在第一次进行platform_device_register()注册时,假设要加入到链表中的kobj为kobj_B,则将kobj_B->entry加入到kobj_B->kset->list中,得到链表如下:

image.png

在第二次进行platform_device_register()注册时,先调用device_initialize()初始化设备。在这个过程中,将kobj_B->entry进行初始化后:

static inline void INIT_LIST_HEAD(struct list_head *list)
{
	WRITE_ONCE(list->next, list);
	list->prev = list;
}

image.png

此时kobj_B->entry的nxet指向了本身。

然后接着在platform_device_add()中调用device_add()添加设备到系统。

|---device_add()
            kobject_add()
                kobject_add_varg()
                    kobject_add_internal()
                        kobj_kset_join()
                            list_add_tail(&kobj->entry, &kobj->kset->list);

在调用list_add_tail()时,参数new指向kobj_B->entry,head指向kobj_B->kset->list。

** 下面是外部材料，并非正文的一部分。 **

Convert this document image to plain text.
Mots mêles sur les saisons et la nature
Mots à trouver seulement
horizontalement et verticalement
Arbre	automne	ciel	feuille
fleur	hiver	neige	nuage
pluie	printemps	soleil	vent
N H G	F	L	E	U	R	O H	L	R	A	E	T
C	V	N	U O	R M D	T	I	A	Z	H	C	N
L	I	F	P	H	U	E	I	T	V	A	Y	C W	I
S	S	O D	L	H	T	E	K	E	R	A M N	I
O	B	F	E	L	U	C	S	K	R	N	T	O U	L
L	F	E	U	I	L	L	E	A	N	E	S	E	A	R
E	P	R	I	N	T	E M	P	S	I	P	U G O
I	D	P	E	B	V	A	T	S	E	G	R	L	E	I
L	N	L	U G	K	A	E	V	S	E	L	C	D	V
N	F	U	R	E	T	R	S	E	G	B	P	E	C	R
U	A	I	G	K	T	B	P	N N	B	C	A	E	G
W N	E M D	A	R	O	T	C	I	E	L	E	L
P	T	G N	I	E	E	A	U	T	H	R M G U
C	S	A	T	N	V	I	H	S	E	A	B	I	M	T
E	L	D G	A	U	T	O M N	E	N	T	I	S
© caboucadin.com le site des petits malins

static inline void list_add_tail(struct list_head *new, struct list_head *head)
{
    __list_add(new, head->prev, head);
}

在调用__list_add()时,参数new指向kobj_B->entry,prev指向kobj_B->kset->list->prev(即kobj_B->entry),next指向kobj_B->kset->list。

static inline void __list_add(struct list_head *new,
			      struct list_head *prev,
			      struct list_head *next)
{
	if (!__list_add_valid(new, prev, next))
		return;

	next->prev = new;
	new->next = next;
	new->prev = prev;
	WRITE_ONCE(prev->next, new);
}

则在__list_add_valid()中判断prev->next != next时,prev->next指向prev指向kobj_B->kset->list->prev->next(即kobj_B->entry本身),next指向kobj_B->kset->list,故二者不相等。

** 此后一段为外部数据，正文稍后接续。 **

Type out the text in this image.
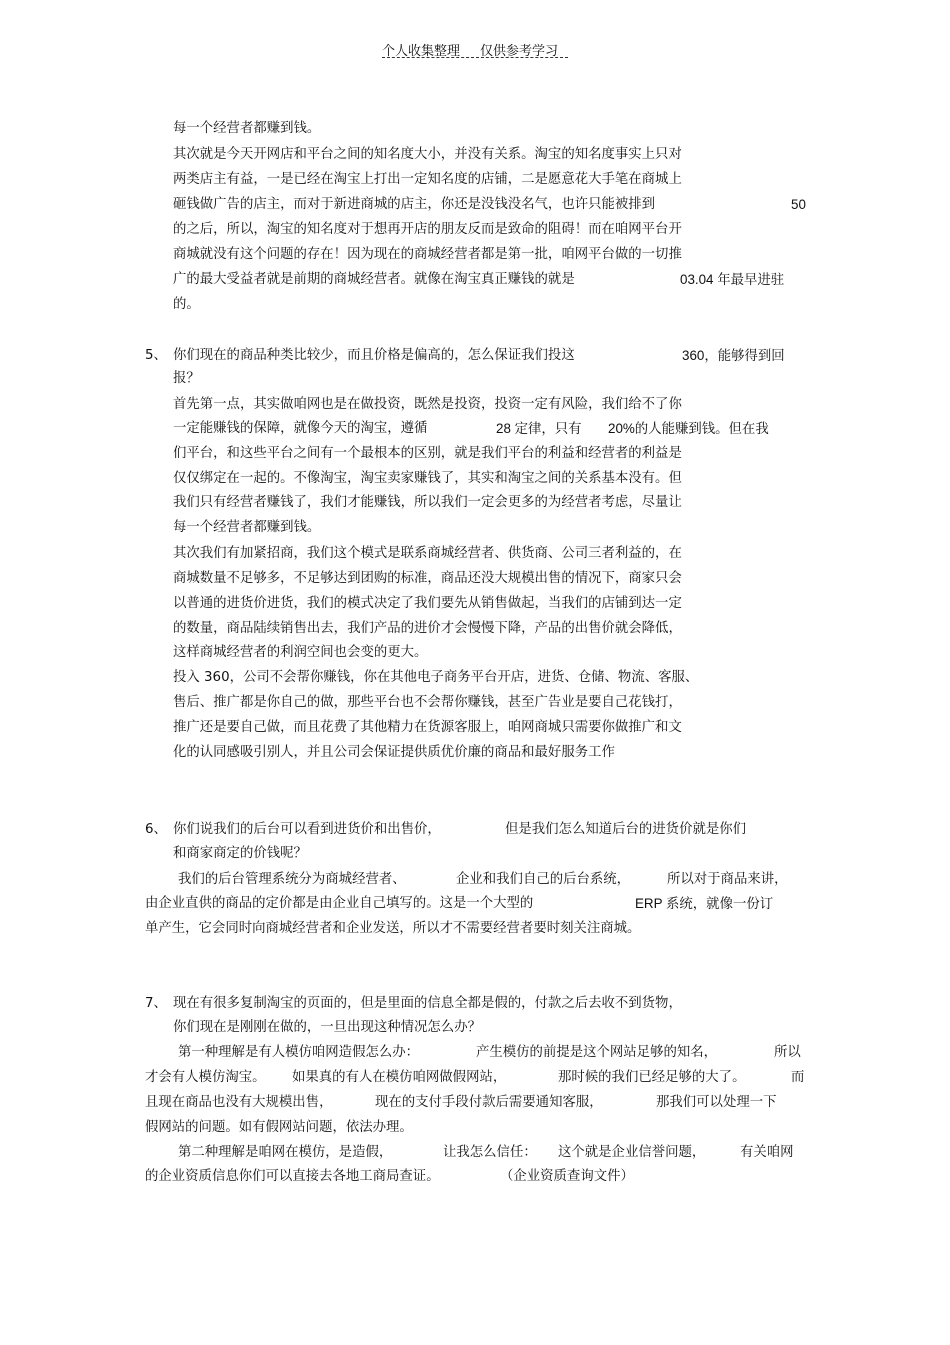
个人收集整理 仅供参考学习
每一个经营者都赚到钱。
其次就是今天开网店和平台之间的知名度大小，并没有关系。淘宝的知名度事实上只对
两类店主有益，一是已经在淘宝上打出一定知名度的店铺，二是愿意花大手笔在商城上
砸钱做广告的店主，而对于新进商城的店主，你还是没钱没名气，也许只能被排到	50
的之后，所以，淘宝的知名度对于想再开店的朋友反而是致命的阻碍！而在咱网平台开
商城就没有这个问题的存在！因为现在的商城经营者都是第一批，咱网平台做的一切推
广的最大受益者就是前期的商城经营者。就像在淘宝真正赚钱的就是	03.04 年最早进驻
的。
5、 你们现在的商品种类比较少，而且价格是偏高的，怎么保证我们投这	360，能够得到回
报？
首先第一点，其实做咱网也是在做投资，既然是投资，投资一定有风险，我们给不了你
一定能赚钱的保障，就像今天的淘宝，遵循	28 定律，只有 20%的人能赚到钱。但在我
们平台，和这些平台之间有一个最根本的区别，就是我们平台的利益和经营者的利益是
仅仅绑定在一起的。不像淘宝，淘宝卖家赚钱了，其实和淘宝之间的关系基本没有。但
我们只有经营者赚钱了，我们才能赚钱，所以我们一定会更多的为经营者考虑，尽量让
每一个经营者都赚到钱。
其次我们有加紧招商，我们这个模式是联系商城经营者、供货商、公司三者利益的，在
商城数量不足够多，不足够达到团购的标准，商品还没大规模出售的情况下，商家只会
以普通的进货价进货，我们的模式决定了我们要先从销售做起，当我们的店铺到达一定
的数量，商品陆续销售出去，我们产品的进价才会慢慢下降，产品的出售价就会降低，
这样商城经营者的利润空间也会变的更大。
投入 360，公司不会帮你赚钱，你在其他电子商务平台开店，进货、仓储、物流、客服、
售后、推广都是你自己的做，那些平台也不会帮你赚钱，甚至广告业是要自己花钱打，
推广还是要自己做，而且花费了其他精力在货源客服上，咱网商城只需要你做推广和文
化的认同感吸引别人，并且公司会保证提供质优价廉的商品和最好服务工作
6、 你们说我们的后台可以看到进货价和出售价，	但是我们怎么知道后台的进货价就是你们
和商家商定的价钱呢？
我们的后台管理系统分为商城经营者、	企业和我们自己的后台系统，	所以对于商品来讲，
由企业直供的商品的定价都是由企业自己填写的。这是一个大型的	ERP 系统，就像一份订
单产生，它会同时向商城经营者和企业发送，所以才不需要经营者要时刻关注商城。
7、 现在有很多复制淘宝的页面的，但是里面的信息全都是假的，付款之后去收不到货物，
你们现在是刚刚在做的，一旦出现这种情况怎么办？
第一种理解是有人模仿咱网造假怎么办：	产生模仿的前提是这个网站足够的知名，	所以
才会有人模仿淘宝。 如果真的有人在模仿咱网做假网站，	那时候的我们已经足够的大了。	而
且现在商品也没有大规模出售，	现在的支付手段付款后需要通知客服，	那我们可以处理一下
假网站的问题。如有假网站问题，依法办理。
第二种理解是咱网在模仿，是造假，	让我怎么信任： 这个就是企业信誉问题，	有关咱网
的企业资质信息你们可以直接去各地工商局查证。	（企业资质查询文件）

bool __list_add_valid(struct list_head *new, struct list_head *prev,
		      struct list_head *next)
{
	if (CHECK_DATA_CORRUPTION(next->prev != prev,
			"list_add corruption. next->prev should be prev (%px), but was %px. (next=%px).\n",
			prev, next->prev, next) ||
	    CHECK_DATA_CORRUPTION(prev->next != next,
			"list_add corruption. prev->next should be next (%px), but was %px. (prev=%px).\n",
			next, prev->next, prev) ||
	    CHECK_DATA_CORRUPTION(new == prev || new == next,
			"list_add double add: new=%px, prev=%px, next=%px.\n",
			new, prev, next))
		return false;

	return true;
}